We are each of value and worth, even losing our way does not take away this truth. None of us is beyond the reach of our God. When we lose our way, God will turn the light on, and sweep the house to find us. When we’ve lost all hope, God will bare the elements to find us in the wilderness. This is the message Jesus wants the crowd of tax collectors, sinners, families, elderly travelers, Pharisees, scribes, disciples, and all the rest of the travelers to hear.
Yet if we keep digging, these parables hold even more truth for us. The shepherd who puts his care of the sheep and land before himself. The woman who puts her care of her resources before herself. Just as humanity is never beyond redemption, nor is all of creation.

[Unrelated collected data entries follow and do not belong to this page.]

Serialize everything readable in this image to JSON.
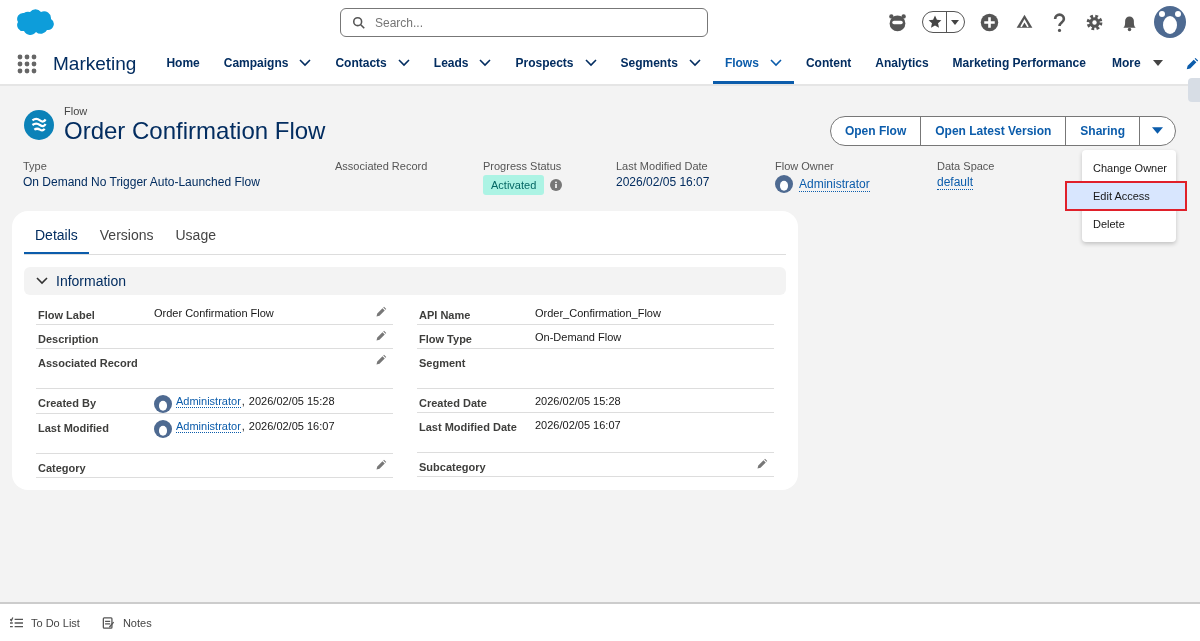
{
  "header": {
    "search": {
      "placeholder": "Search..."
    }
  },
  "nav": {
    "app_name": "Marketing",
    "items": [
      {
        "label": "Home",
        "has_menu": false,
        "selected": false
      },
      {
        "label": "Campaigns",
        "has_menu": true,
        "selected": false
      },
      {
        "label": "Contacts",
        "has_menu": true,
        "selected": false
      },
      {
        "label": "Leads",
        "has_menu": true,
        "selected": false
      },
      {
        "label": "Prospects",
        "has_menu": true,
        "selected": false
      },
      {
        "label": "Segments",
        "has_menu": true,
        "selected": false
      },
      {
        "label": "Flows",
        "has_menu": true,
        "selected": true
      },
      {
        "label": "Content",
        "has_menu": false,
        "selected": false
      },
      {
        "label": "Analytics",
        "has_menu": false,
        "selected": false
      },
      {
        "label": "Marketing Performance",
        "has_menu": false,
        "selected": false
      }
    ],
    "more": "More"
  },
  "record": {
    "object": "Flow",
    "title": "Order Confirmation Flow",
    "actions": [
      "Open Flow",
      "Open Latest Version",
      "Sharing"
    ],
    "menu": [
      {
        "label": "Change Owner",
        "selected": false,
        "outlined": false
      },
      {
        "label": "Edit Access",
        "selected": true,
        "outlined": true
      },
      {
        "label": "Delete",
        "selected": false,
        "outlined": false
      }
    ],
    "highlights": [
      {
        "kind": "text",
        "label": "Type",
        "value": "On Demand No Trigger Auto-Launched Flow"
      },
      {
        "kind": "empty",
        "label": "Associated Record"
      },
      {
        "kind": "badge",
        "label": "Progress Status",
        "value": "Activated"
      },
      {
        "kind": "text",
        "label": "Last Modified Date",
        "value": "2026/02/05 16:07"
      },
      {
        "kind": "user",
        "label": "Flow Owner",
        "value": "Administrator"
      },
      {
        "kind": "link",
        "label": "Data Space",
        "value": "default"
      }
    ]
  },
  "tabs": [
    {
      "label": "Details",
      "selected": true
    },
    {
      "label": "Versions",
      "selected": false
    },
    {
      "label": "Usage",
      "selected": false
    }
  ],
  "section": {
    "title": "Information",
    "expanded": true,
    "columns": [
      [
        {
          "kind": "text",
          "label": "Flow Label",
          "value": "Order Confirmation Flow",
          "editable": true
        },
        {
          "kind": "text",
          "label": "Description",
          "editable": true
        },
        {
          "kind": "text",
          "label": "Associated Record",
          "editable": true
        },
        {
          "kind": "user",
          "label": "Created By",
          "user": "Administrator",
          "separator": ",",
          "value": "2026/02/05 15:28",
          "editable": false
        },
        {
          "kind": "user",
          "label": "Last Modified",
          "user": "Administrator",
          "separator": ",",
          "value": "2026/02/05 16:07",
          "editable": false
        },
        {
          "kind": "text",
          "label": "Category",
          "editable": true
        }
      ],
      [
        {
          "kind": "text",
          "label": "API Name",
          "value": "Order_Confirmation_Flow",
          "editable": false
        },
        {
          "kind": "text",
          "label": "Flow Type",
          "value": "On-Demand Flow",
          "editable": false
        },
        {
          "kind": "text",
          "label": "Segment",
          "editable": false
        },
        {
          "kind": "text",
          "label": "Created Date",
          "value": "2026/02/05 15:28",
          "editable": false
        },
        {
          "kind": "text",
          "label": "Last Modified Date",
          "value": "2026/02/05 16:07",
          "editable": false
        },
        {
          "kind": "text",
          "label": "Subcategory",
          "editable": true
        }
      ]
    ]
  },
  "utility_bar": [
    "To Do List",
    "Notes"
  ]
}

During this season of creation care, the Church is invited to wake up to the ways we have abused our power over the earth. In the beginning, we were called to be stewards of creation, and instead we have become a cancer to creation, draining the earth of its resources and leaving a wasteland in our midst. These parables are an invitation for us to be better caretakers of creation. We have become accustomed to convenience, and often are unwilling or unsure of how to change our customs and behaviors so that creation might begin to heal. Many of us know we need to do something, but are unsure of where to begin.

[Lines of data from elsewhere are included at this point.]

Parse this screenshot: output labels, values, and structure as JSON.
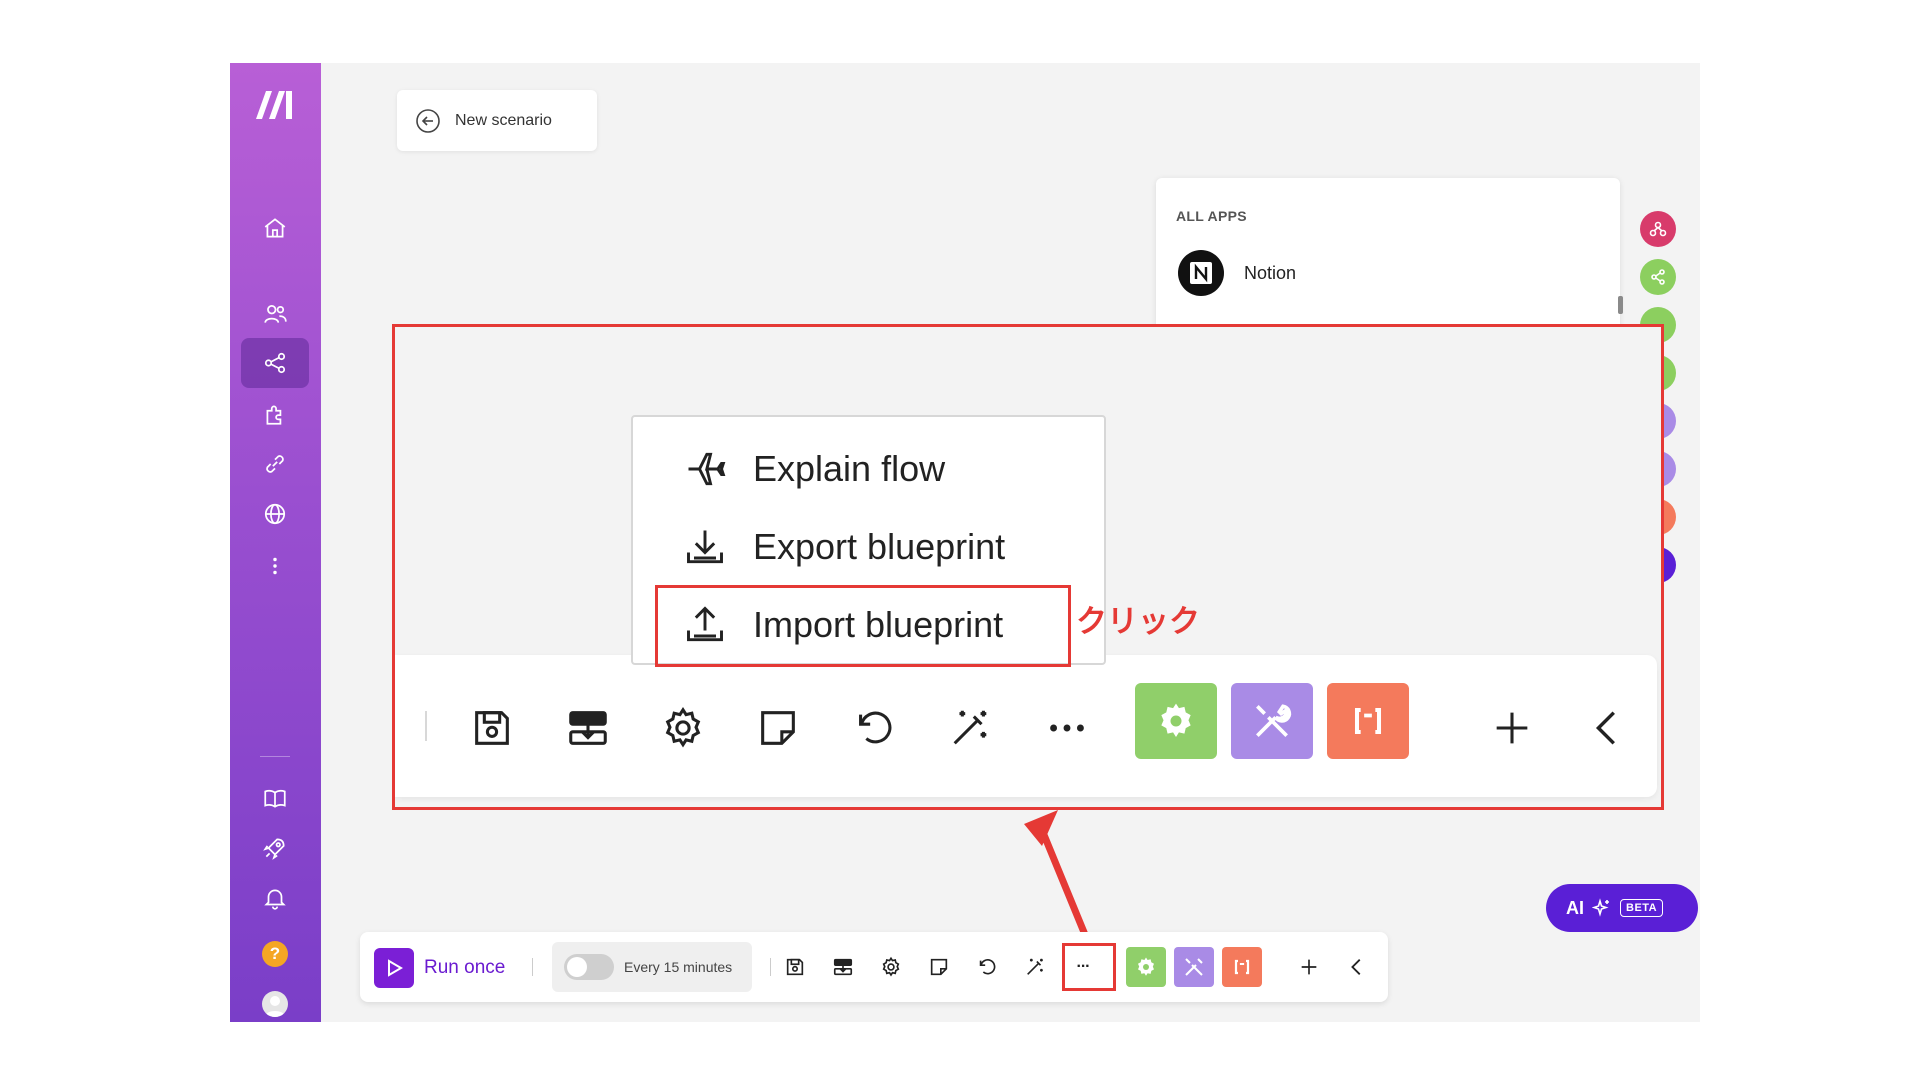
{
  "scenario": {
    "title": "New scenario"
  },
  "apps_panel": {
    "heading": "ALL APPS",
    "items": [
      {
        "label": "Notion"
      }
    ]
  },
  "menu": {
    "explain_flow": "Explain flow",
    "export_blueprint": "Export blueprint",
    "import_blueprint": "Import blueprint"
  },
  "annotation": {
    "click_label": "クリック"
  },
  "toolbar": {
    "run_once": "Run once",
    "schedule": "Every 15 minutes",
    "more": "···"
  },
  "ai_button": {
    "label": "AI",
    "badge": "BETA"
  },
  "colors": {
    "accent_purple": "#7b1fd6",
    "tile_green": "#90cf6a",
    "tile_lavender": "#a98be6",
    "tile_orange": "#f47a5c",
    "highlight_red": "#e53935"
  }
}
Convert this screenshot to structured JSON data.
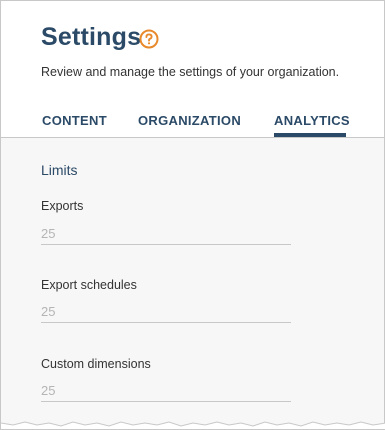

In the last nine months, the church’s new Green Team has worked to help us navigate ways to help be better stewards of creation. They’ve hosted 100 mile meals, asked us to take creation care pledges, maintain a blog, and on November 10, the Green Team will be leading a discussion of the book 101 Ways to Go Zero Waste. Our Green Team is here to help us, as we seek to live more intentionally as caretakers of creation. And there are countless other resources in the Pioneer Valley to help us live more intentionally.
We do not have to be overwhelmed into inaction. To do so, would be a choice to remain lost in the wilderness. God has invited us to realize something bigger. We are never too lost for God. Nor is God’s creation too lost to be healed. Not if we work together. Amen.